The main thing to note here is that you want to always use unsalted butter. Some people prefer to use a spatula, but whisking the butter while it's cooking will keep the milk solids moving and help prevent burning.
Step 2: Melt butter over medium heat.
In a medium saucepan, melt the butter over medium heat.
Step 3: Whisk the butter.
When foam appears, begin whisking constantly. After a few minutes, the foam will disappear as the milk solids fall toward the bottom of the pan. The bubbles will become larger and the butter will slowly become more translucent. Eventually, brown bits will begin to appear near the bottom of the pan.
Step 4: Briefly allow the brown bits to darken.
This is the critical moment. The darker the brown butter, the richer and nuttier the flavor. However, brown butter can burn very quickly, so you might want to play it safe the first time. Or, you can be daring and push things a bit. Absolute worse case scenario, you lose a stick of butter and start over while you're getting a feel for things. The next step is also key.
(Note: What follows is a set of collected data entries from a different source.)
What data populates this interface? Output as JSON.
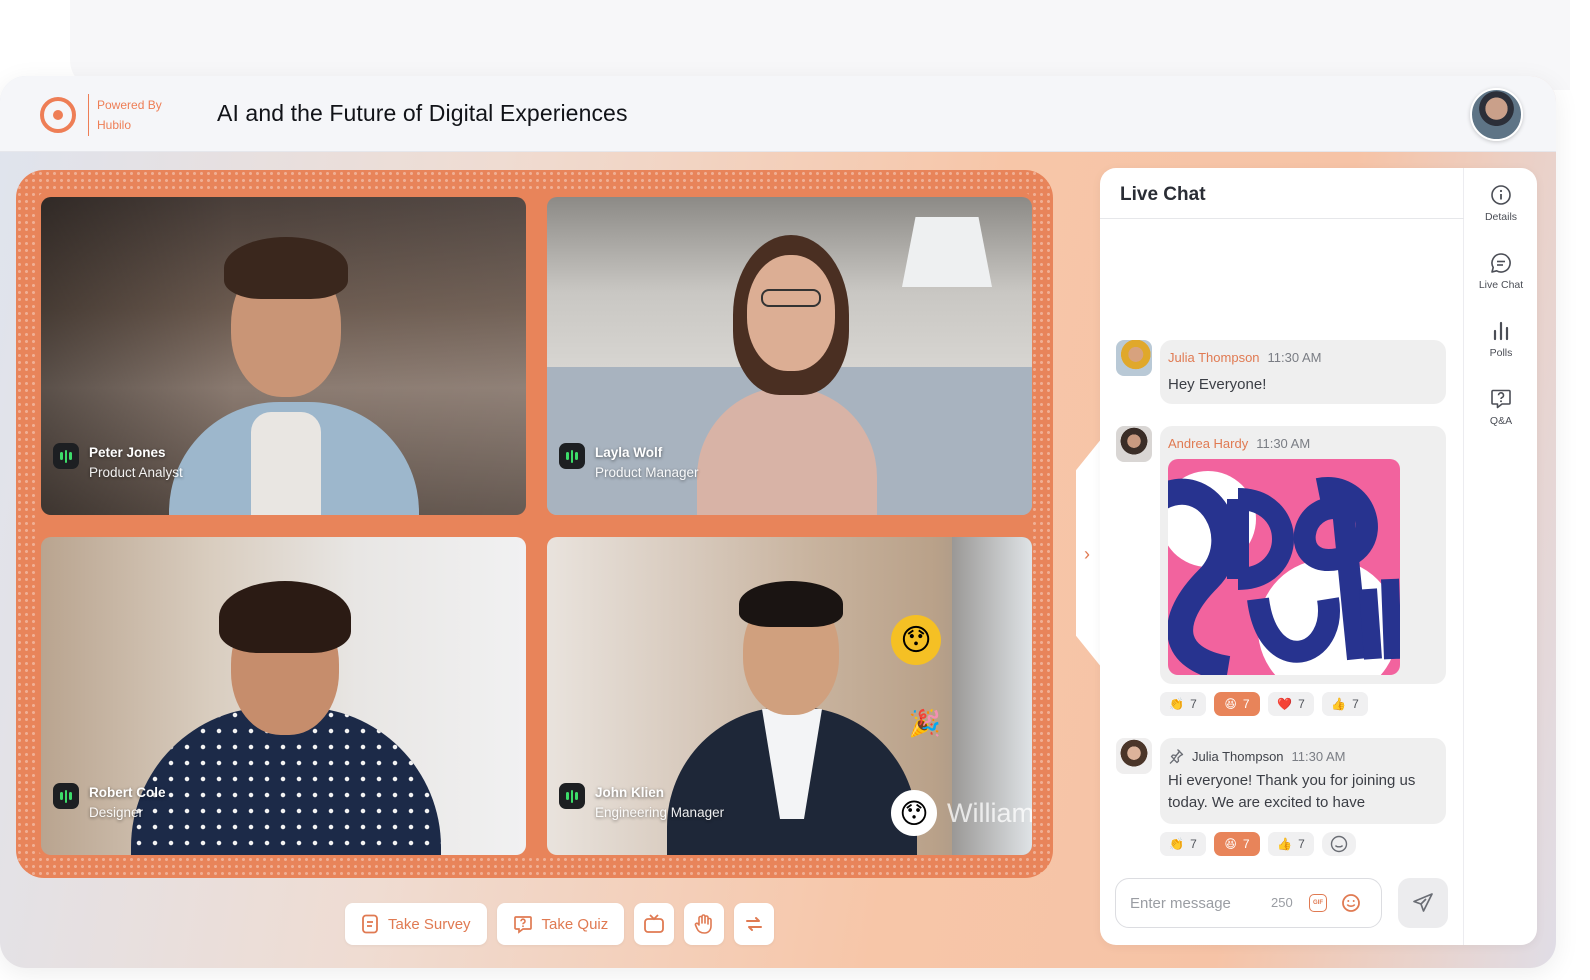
{
  "header": {
    "powered_line1": "Powered By",
    "powered_line2": "Hubilo",
    "event_title": "AI and the Future of Digital Experiences"
  },
  "participants": [
    {
      "name": "Peter Jones",
      "role": "Product Analyst"
    },
    {
      "name": "Layla Wolf",
      "role": "Product Manager"
    },
    {
      "name": "Robert Cole",
      "role": "Designer"
    },
    {
      "name": "John Klien",
      "role": "Engineering Manager"
    }
  ],
  "overlay_name": "William",
  "actions": {
    "survey_label": "Take Survey",
    "quiz_label": "Take Quiz"
  },
  "chat": {
    "title": "Live Chat",
    "messages": [
      {
        "author": "Julia Thompson",
        "time": "11:30 AM",
        "text": "Hey Everyone!"
      },
      {
        "author": "Andrea Hardy",
        "time": "11:30 AM",
        "text": ""
      },
      {
        "author": "Julia Thompson",
        "time": "11:30 AM",
        "text": "Hi everyone! Thank you for joining us today. We are excited to have"
      }
    ],
    "reactions_a": [
      {
        "emoji": "👏",
        "count": "7"
      },
      {
        "emoji": "😆",
        "count": "7"
      },
      {
        "emoji": "❤️",
        "count": "7"
      },
      {
        "emoji": "👍",
        "count": "7"
      }
    ],
    "reactions_b": [
      {
        "emoji": "👏",
        "count": "7"
      },
      {
        "emoji": "😆",
        "count": "7"
      },
      {
        "emoji": "👍",
        "count": "7"
      }
    ],
    "composer": {
      "placeholder": "Enter message",
      "char_limit": "250",
      "gif_label": "GIF"
    }
  },
  "rail": {
    "details": "Details",
    "live_chat": "Live Chat",
    "polls": "Polls",
    "qa": "Q&A"
  },
  "colors": {
    "accent": "#e8845a",
    "mic_active": "#3ddc6a",
    "sticker_bg": "#f2639e"
  }
}
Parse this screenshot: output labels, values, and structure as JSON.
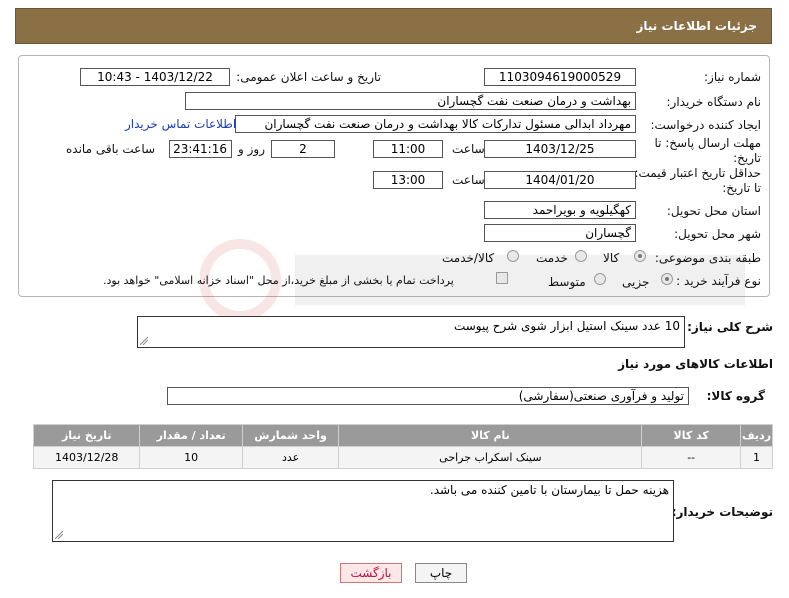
{
  "header": {
    "title": "جزئیات اطلاعات نیاز"
  },
  "form": {
    "need_number": {
      "label": "شماره نیاز:",
      "value": "1103094619000529"
    },
    "announce_datetime": {
      "label": "تاریخ و ساعت اعلان عمومی:",
      "value": "1403/12/22 - 10:43"
    },
    "buyer_org": {
      "label": "نام دستگاه خریدار:",
      "value": "بهداشت و درمان صنعت نفت گچساران"
    },
    "creator": {
      "label": "ایجاد کننده درخواست:",
      "value": "مهرداد ابدالی مسئول تدارکات کالا  بهداشت و درمان صنعت نفت گچساران",
      "contact_link": "اطلاعات تماس خریدار"
    },
    "deadline": {
      "label": "مهلت ارسال پاسخ: تا تاریخ:",
      "date": "1403/12/25",
      "time_label": "ساعت",
      "time": "11:00",
      "days": "2",
      "days_label": "روز و",
      "remaining": "23:41:16",
      "remaining_label": "ساعت باقی مانده"
    },
    "price_validity": {
      "label": "حداقل تاریخ اعتبار قیمت: تا تاریخ:",
      "date": "1404/01/20",
      "time_label": "ساعت",
      "time": "13:00"
    },
    "province": {
      "label": "استان محل تحویل:",
      "value": "کهگیلویه و بویراحمد"
    },
    "city": {
      "label": "شهر محل تحویل:",
      "value": "گچساران"
    },
    "category": {
      "label": "طبقه بندی موضوعی:",
      "options": [
        "کالا",
        "خدمت",
        "کالا/خدمت"
      ],
      "selected": "کالا"
    },
    "purchase_type": {
      "label": "نوع فرآیند خرید :",
      "options": [
        "جزیی",
        "متوسط"
      ],
      "selected": "جزیی",
      "checkbox_text": "پرداخت تمام یا بخشی از مبلغ خرید،از محل \"اسناد خزانه اسلامی\" خواهد بود."
    }
  },
  "description": {
    "label": "شرح کلی نیاز:",
    "value": "10 عدد سینک استیل ابزار شوی شرح پیوست"
  },
  "goods_section": {
    "title": "اطلاعات کالاهای مورد نیاز"
  },
  "goods_group": {
    "label": "گروه کالا:",
    "value": "تولید و فرآوری صنعتی(سفارشی)"
  },
  "table": {
    "headers": [
      "ردیف",
      "کد کالا",
      "نام کالا",
      "واحد شمارش",
      "تعداد / مقدار",
      "تاریخ نیاز"
    ],
    "rows": [
      [
        "1",
        "--",
        "سینک اسکراب جراحی",
        "عدد",
        "10",
        "1403/12/28"
      ]
    ]
  },
  "buyer_notes": {
    "label": "توضیحات خریدار:",
    "value": "هزینه حمل تا بیمارستان با تامین کننده می باشد."
  },
  "buttons": {
    "print": "چاپ",
    "back": "بازگشت"
  },
  "colors": {
    "header": "#8b7046",
    "table_header": "#9a9a9a",
    "link": "#1a3fb5"
  }
}
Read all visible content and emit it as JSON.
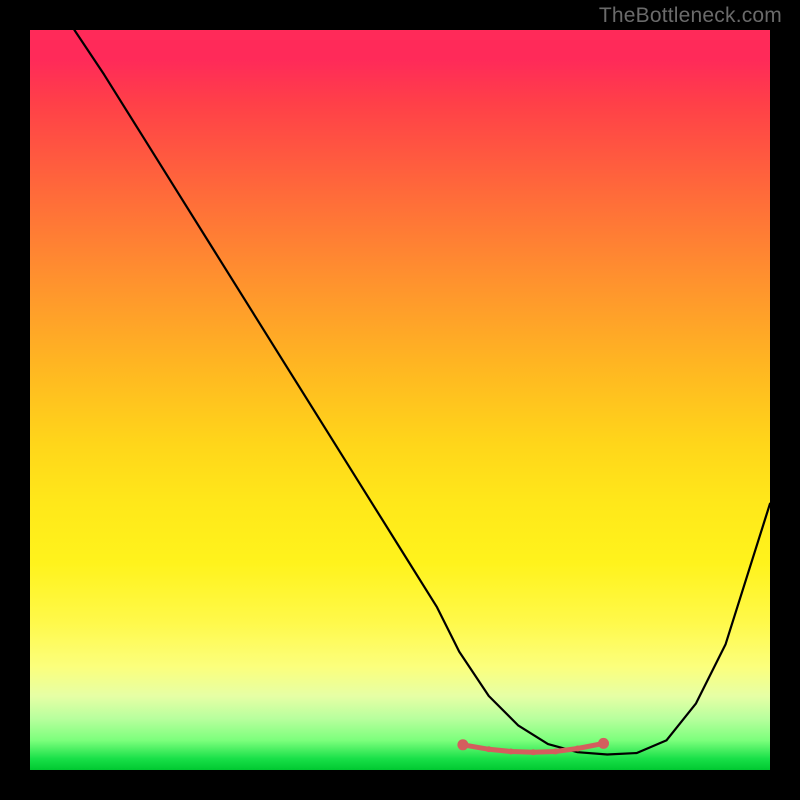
{
  "watermark": "TheBottleneck.com",
  "chart_data": {
    "type": "line",
    "title": "",
    "xlabel": "",
    "ylabel": "",
    "xlim": [
      0,
      100
    ],
    "ylim": [
      0,
      100
    ],
    "series": [
      {
        "name": "curve",
        "x": [
          6,
          10,
          15,
          20,
          25,
          30,
          35,
          40,
          45,
          50,
          55,
          58,
          62,
          66,
          70,
          74,
          78,
          82,
          86,
          90,
          94,
          100
        ],
        "y": [
          100,
          94,
          86,
          78,
          70,
          62,
          54,
          46,
          38,
          30,
          22,
          16,
          10,
          6,
          3.5,
          2.4,
          2.1,
          2.3,
          4,
          9,
          17,
          36
        ]
      }
    ],
    "markers": {
      "name": "bottom-markers",
      "color": "#d45e5e",
      "x": [
        58.5,
        62,
        65,
        68,
        71,
        74,
        77.5
      ],
      "y": [
        3.4,
        2.8,
        2.5,
        2.4,
        2.5,
        2.9,
        3.6
      ]
    },
    "gradient_stops": [
      {
        "pos": 0.0,
        "color": "#ff2a59"
      },
      {
        "pos": 0.5,
        "color": "#ffd61a"
      },
      {
        "pos": 0.86,
        "color": "#fcff7c"
      },
      {
        "pos": 1.0,
        "color": "#00c830"
      }
    ]
  }
}
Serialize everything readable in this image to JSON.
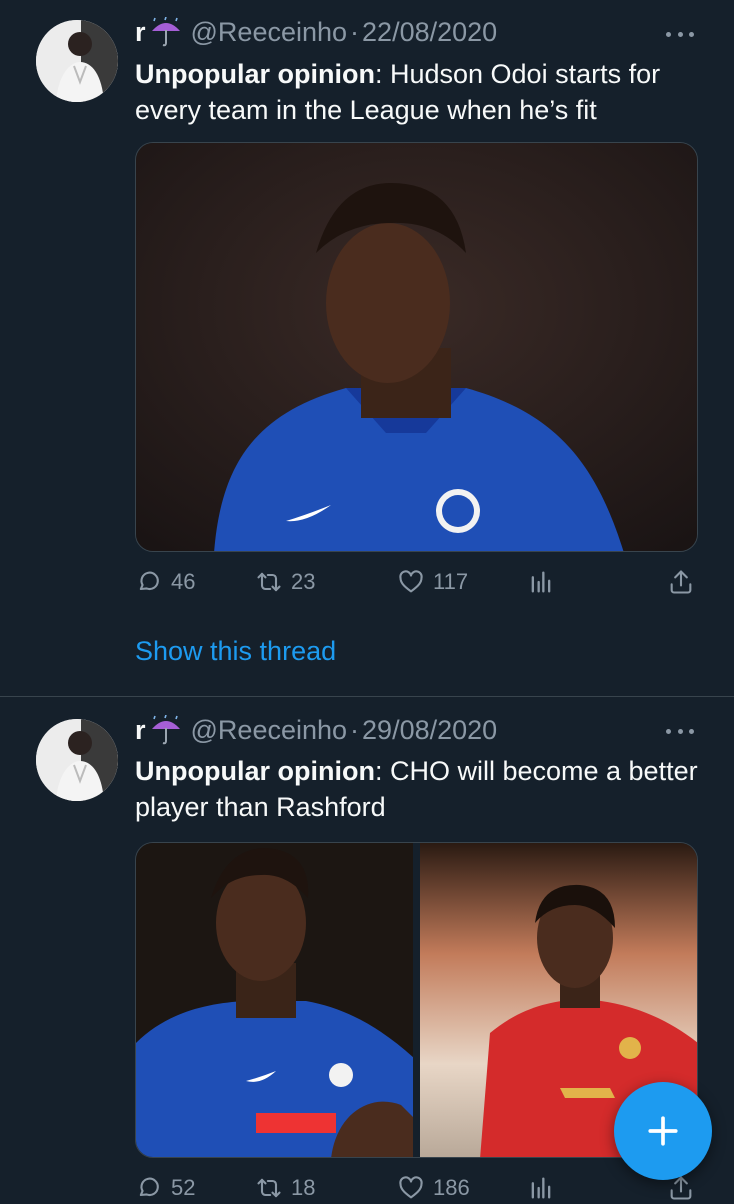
{
  "tweets": [
    {
      "name": "r",
      "handle": "@Reeceinho",
      "separator": "·",
      "date": "22/08/2020",
      "text_bold": "Unpopular opinion",
      "text_rest": ": Hudson Odoi starts for every team in the League when he’s fit",
      "replies": "46",
      "retweets": "23",
      "likes": "117",
      "show_thread": "Show this thread"
    },
    {
      "name": "r",
      "handle": "@Reeceinho",
      "separator": "·",
      "date": "29/08/2020",
      "text_bold": "Unpopular opinion",
      "text_rest": ": CHO will become a better player than Rashford",
      "replies": "52",
      "retweets": "18",
      "likes": "186"
    }
  ],
  "icons": {
    "name_emoji": "umbrella-rain-icon",
    "more": "more-horizontal-icon",
    "reply": "reply-icon",
    "retweet": "retweet-icon",
    "like": "heart-icon",
    "views": "analytics-icon",
    "share": "share-icon",
    "compose": "plus-icon"
  },
  "colors": {
    "background": "#15202b",
    "accent": "#1d9bf0",
    "secondary_text": "#8b98a5",
    "divider": "#38444d"
  }
}
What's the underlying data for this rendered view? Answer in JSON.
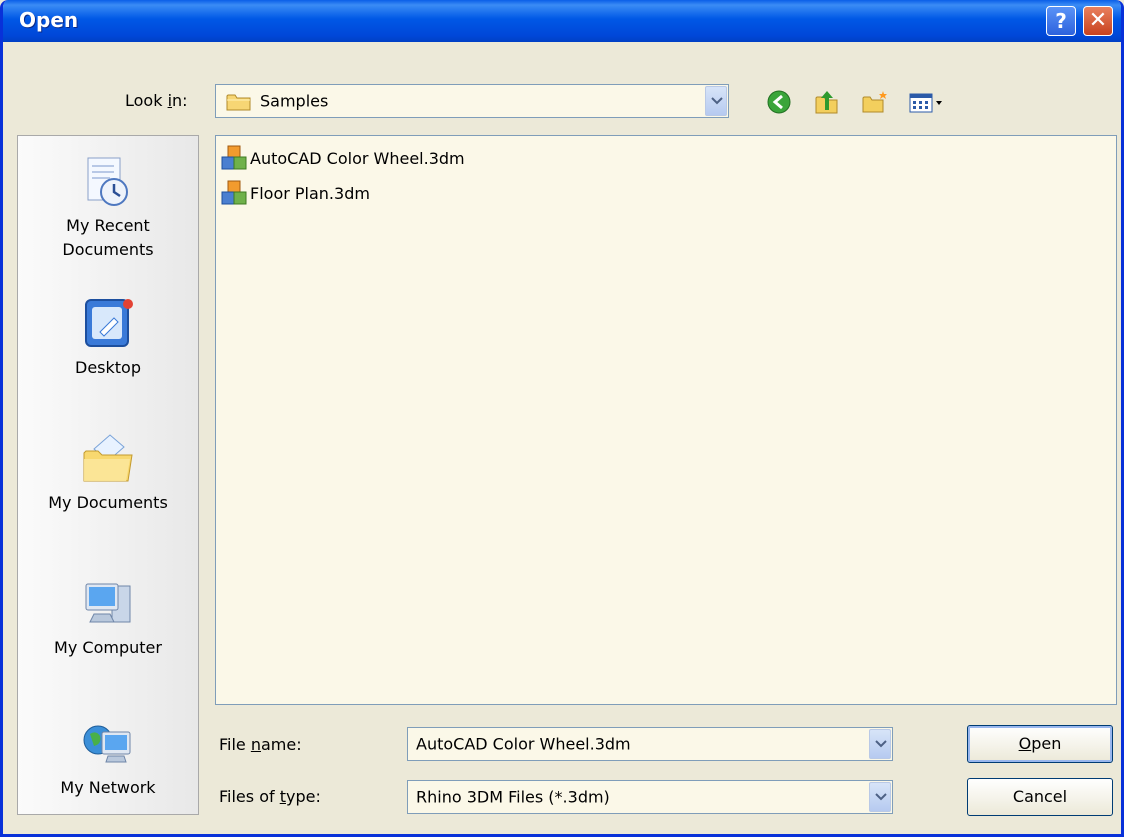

Step 5: Immediately remove from the heat and transfer to a new bowl.
Once the brown butter is ready, immediately remove it from the heat and transfer to a clean bowl. The residual heat from the pan could potentially continue browning the butter (hence pushing it to "burnt") so don't let it linger too long.
Some people like to strain the brown bits through a cheese cloth and/or fine mesh strainer, reserving only the butter. You might want to do this if you'll be using the butter in a sauce and are concerned about a smooth appearance, but I prefer to scrape out every last brown bit. They have the best flavor!
Step 6: Serve or store in an airtight container.
Brown butter will store in the refrigerator for as long as regular butter.